How to use a PDI job to move a file into HDFS.

Prerequisites

In order to follow along with this how-to guide you will need the following:

  • Hadoop
  • Pentaho Data Integration

Sample Files

The sample data file needed for this guide is:

File Name Content
weblogs_rebuild.txt.zip Unparsed, raw weblog data

Step-By-Step Instructions

Setup

Start Hadoop if it is not already running.

Create a Job to Put the Files into Hadoop

In this task you will load a file into HDFS.

Speed Tip
You can download the Kettle Job load_hdfs.kjb if you don't want to do every step
  1. Start PDI on your desktop. Once it is running choose 'File' -> 'New' -> 'Job' from the menu system or click on the 'New file' icon on the toolbar and choose the 'Job' option.
  2. Add a Start Job Entry: You need to tell PDI where to start the job, so expand the 'General' section of the Design palette and drag a 'Start' job entry onto the job canvas.
  3. Add a Copy Files Job Entry: You will copy files from your local disk to HDFS, so expand the 'Big Data' section of the Design palette and drag a 'Hadoop Copy Files' job entry onto the job canvas. Your canvas should look like this:
  4. Connect the Start and Copy Files Job Entries: Hover the mouse over the 'Start' node and a tooltip will appear.  Click on the output connector (the green arrow pointing to the right) and drag a connector arrow to the 'Hadoop Copy Files' node. Your canvas should look like this:
  5. Edit the Copy Files Job Entry: Double-click on the 'Hadoop Copy Files' node to edit its properties. Enter this information:
    1. File/Folder source(s): The folder containing the sample files you want to add to the HDFS.
    2. File/Folder destination(s): hdfs://<NAMENODE>:<PORT>/user/pdi/weblogs/raw
    3. Wildcard (RegExp): Enter ^.*\.txt
    4. Click the Add button to add the above entries to the list of files you wish to copy.
    5. Check the "Create destination folder" option to ensure that the weblogs folder is created in HDFS the first time this job is executed.
      When you are done your window should look like this (your file paths may be different):

      Click 'OK' to close the window.
  6. Save the Job: Choose 'File' -> 'Save as...' from the menu system. Save the transformation as 'load_hdfs.kjb' into a folder of your choice.
  7. Run the Job: Choose 'Action' -> 'Run' from the menu system or click on the green run button on the job toolbar.
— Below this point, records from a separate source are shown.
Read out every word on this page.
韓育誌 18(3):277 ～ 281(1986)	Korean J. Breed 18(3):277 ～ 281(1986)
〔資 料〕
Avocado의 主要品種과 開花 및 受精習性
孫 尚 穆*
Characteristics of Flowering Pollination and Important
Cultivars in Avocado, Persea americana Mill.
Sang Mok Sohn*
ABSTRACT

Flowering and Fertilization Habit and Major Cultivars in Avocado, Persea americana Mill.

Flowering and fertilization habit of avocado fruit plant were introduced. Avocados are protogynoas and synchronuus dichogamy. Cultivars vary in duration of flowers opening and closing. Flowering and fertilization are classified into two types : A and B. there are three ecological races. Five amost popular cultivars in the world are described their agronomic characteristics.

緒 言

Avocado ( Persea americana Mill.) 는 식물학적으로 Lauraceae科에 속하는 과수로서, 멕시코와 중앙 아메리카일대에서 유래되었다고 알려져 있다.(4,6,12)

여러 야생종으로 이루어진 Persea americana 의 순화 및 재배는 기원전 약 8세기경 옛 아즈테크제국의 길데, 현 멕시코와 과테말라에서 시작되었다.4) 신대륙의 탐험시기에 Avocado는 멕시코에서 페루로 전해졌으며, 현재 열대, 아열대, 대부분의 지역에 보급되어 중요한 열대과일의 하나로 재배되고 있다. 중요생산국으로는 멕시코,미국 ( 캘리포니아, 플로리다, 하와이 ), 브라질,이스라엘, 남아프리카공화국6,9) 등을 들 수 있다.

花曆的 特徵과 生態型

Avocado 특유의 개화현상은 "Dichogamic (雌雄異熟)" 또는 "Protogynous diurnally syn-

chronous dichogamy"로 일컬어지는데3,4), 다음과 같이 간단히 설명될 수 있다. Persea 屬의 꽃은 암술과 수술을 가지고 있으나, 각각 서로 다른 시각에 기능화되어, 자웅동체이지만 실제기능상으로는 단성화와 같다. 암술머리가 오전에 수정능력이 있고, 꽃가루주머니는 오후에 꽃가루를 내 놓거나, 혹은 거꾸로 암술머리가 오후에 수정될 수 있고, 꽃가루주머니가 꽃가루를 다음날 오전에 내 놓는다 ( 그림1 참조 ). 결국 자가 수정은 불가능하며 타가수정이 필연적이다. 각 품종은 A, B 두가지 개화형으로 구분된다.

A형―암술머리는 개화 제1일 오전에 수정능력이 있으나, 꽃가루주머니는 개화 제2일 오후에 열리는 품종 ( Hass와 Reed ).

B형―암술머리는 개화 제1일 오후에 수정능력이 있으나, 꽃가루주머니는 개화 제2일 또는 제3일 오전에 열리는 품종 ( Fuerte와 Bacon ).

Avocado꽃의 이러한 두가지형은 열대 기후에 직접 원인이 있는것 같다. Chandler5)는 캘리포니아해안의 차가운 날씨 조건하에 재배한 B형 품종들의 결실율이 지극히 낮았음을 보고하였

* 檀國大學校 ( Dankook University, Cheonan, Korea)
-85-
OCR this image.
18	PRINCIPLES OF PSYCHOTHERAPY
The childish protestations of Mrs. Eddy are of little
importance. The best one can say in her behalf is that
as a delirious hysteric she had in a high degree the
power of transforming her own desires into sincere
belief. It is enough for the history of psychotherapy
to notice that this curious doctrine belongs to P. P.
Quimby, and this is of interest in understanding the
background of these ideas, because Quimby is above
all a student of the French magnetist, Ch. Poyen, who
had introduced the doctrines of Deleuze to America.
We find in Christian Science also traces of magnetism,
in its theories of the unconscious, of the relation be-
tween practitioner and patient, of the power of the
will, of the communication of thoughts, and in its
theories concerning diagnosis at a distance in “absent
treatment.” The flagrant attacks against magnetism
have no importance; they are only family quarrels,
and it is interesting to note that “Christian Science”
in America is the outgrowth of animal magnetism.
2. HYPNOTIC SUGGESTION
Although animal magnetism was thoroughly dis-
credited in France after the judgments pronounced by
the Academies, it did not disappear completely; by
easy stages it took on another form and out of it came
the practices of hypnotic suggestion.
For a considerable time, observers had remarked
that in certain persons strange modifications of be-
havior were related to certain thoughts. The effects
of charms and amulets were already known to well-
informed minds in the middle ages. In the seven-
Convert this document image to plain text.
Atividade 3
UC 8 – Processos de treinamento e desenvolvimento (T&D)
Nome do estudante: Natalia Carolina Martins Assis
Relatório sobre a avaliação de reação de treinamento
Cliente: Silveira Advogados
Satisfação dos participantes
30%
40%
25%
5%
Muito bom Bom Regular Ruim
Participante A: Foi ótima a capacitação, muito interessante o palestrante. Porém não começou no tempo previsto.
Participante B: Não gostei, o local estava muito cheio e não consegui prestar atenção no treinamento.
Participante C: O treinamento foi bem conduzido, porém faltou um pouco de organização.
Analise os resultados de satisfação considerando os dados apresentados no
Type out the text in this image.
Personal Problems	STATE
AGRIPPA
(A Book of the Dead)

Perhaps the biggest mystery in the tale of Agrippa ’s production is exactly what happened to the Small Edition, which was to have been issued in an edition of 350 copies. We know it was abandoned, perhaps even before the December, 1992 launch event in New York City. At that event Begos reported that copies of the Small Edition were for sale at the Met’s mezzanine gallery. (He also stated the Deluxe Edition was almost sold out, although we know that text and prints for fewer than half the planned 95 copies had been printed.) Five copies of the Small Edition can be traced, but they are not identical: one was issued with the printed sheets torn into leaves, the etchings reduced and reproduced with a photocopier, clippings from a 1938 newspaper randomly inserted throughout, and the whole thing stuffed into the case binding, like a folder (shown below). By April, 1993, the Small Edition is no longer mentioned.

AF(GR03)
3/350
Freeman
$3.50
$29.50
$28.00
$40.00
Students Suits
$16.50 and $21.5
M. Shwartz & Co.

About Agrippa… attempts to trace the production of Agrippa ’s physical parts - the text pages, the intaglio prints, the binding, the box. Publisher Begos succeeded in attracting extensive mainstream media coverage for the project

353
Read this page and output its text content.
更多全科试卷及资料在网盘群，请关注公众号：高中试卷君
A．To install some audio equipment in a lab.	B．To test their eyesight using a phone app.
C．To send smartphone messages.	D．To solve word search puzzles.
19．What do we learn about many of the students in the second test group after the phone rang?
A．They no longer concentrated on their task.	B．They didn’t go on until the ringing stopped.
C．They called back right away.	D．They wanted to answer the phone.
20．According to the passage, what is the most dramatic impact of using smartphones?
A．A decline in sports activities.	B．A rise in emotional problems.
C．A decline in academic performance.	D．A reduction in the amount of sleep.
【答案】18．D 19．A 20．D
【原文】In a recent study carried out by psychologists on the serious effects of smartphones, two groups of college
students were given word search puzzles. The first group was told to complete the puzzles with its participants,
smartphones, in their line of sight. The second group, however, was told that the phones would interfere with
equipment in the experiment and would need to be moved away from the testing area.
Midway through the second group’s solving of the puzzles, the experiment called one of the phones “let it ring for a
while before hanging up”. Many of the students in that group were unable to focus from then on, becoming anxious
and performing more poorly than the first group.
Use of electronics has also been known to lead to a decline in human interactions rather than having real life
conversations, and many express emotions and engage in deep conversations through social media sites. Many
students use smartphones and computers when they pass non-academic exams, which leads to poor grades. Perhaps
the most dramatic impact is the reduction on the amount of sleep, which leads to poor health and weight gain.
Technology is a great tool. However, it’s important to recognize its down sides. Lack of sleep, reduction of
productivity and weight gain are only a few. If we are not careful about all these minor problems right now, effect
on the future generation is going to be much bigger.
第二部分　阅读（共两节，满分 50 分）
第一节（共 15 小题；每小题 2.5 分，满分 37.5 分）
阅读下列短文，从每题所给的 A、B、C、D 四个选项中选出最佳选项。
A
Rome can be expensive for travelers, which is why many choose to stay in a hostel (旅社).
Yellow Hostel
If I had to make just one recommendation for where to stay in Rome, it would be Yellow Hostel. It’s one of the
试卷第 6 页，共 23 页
An 'Execute a job' window will open. Click on the 'Launch' button. An 'Execution Results' panel will open at the bottom of the PDI window and it will show you the progress of the job as it runs. After a few seconds the job should finish successfully:

    If any errors occurred the job step that failed will be highlighted in red and you can use the 'Logging' tab to view error messages.

Check Hadoop

  1. Run the following command:

    hadoop fs -ls /user/pdi/weblogs/raw

    This should return:
    -rwxrwxrwx 3 demo demo 77908174 2011-12-28 07:16 /user/pdi/weblogs/raw/weblog_raw.txt

    Summary

    In this guide you learned how to copy local files into HDFS using PDI's graphical design tool. You can use this tool to put files into the HDFS from many different sources.

Troubleshooting

  • Make sure you have the correct shim configured and that it matches your Hadoop cluster's distro and version.
  • Problem: Hadoop copy files step creates an empty file in HDFS and hangs or never writes any data.
    Check: The Hadoop client side API that Pentaho calls to copy files to HDFS requires that PDI has network connectivity to the nodes in the cluster. The DNS names or IP addresses used within the cluster must resolve the same relative to the PDI machine as they do in the cluster. When PDI requests to put a file into HDFS, the Name Node will return the DNS names (or IP address' depending on the configuration) of the actual nodes that the data will be copied to.
  • Problem: Permission denied: user=XXXX, access=EXECUTE, inode="/user/pdi/weblogs/raw":raw:hadoop:drwxr-x---
    When not using Kerberos security, the Hadoop API used by this step sends the username of the logged in user when trying to copy the file(s) regardless of what username was used in the connect field. To Change the user you must set the environment variable HADOOP_USER_NAME. You can modify spoon.bat or spoon.sh by changing the OPT variable:

    OPT="$OPT .... -DHADOOP_USER_NAME=HadoopNameToSpoof"
 
 

This documentation is maintained by the Pentaho community, and members are encouraged to create new pages in the appropriate spaces, or edit existing pages that need to be corrected or updated.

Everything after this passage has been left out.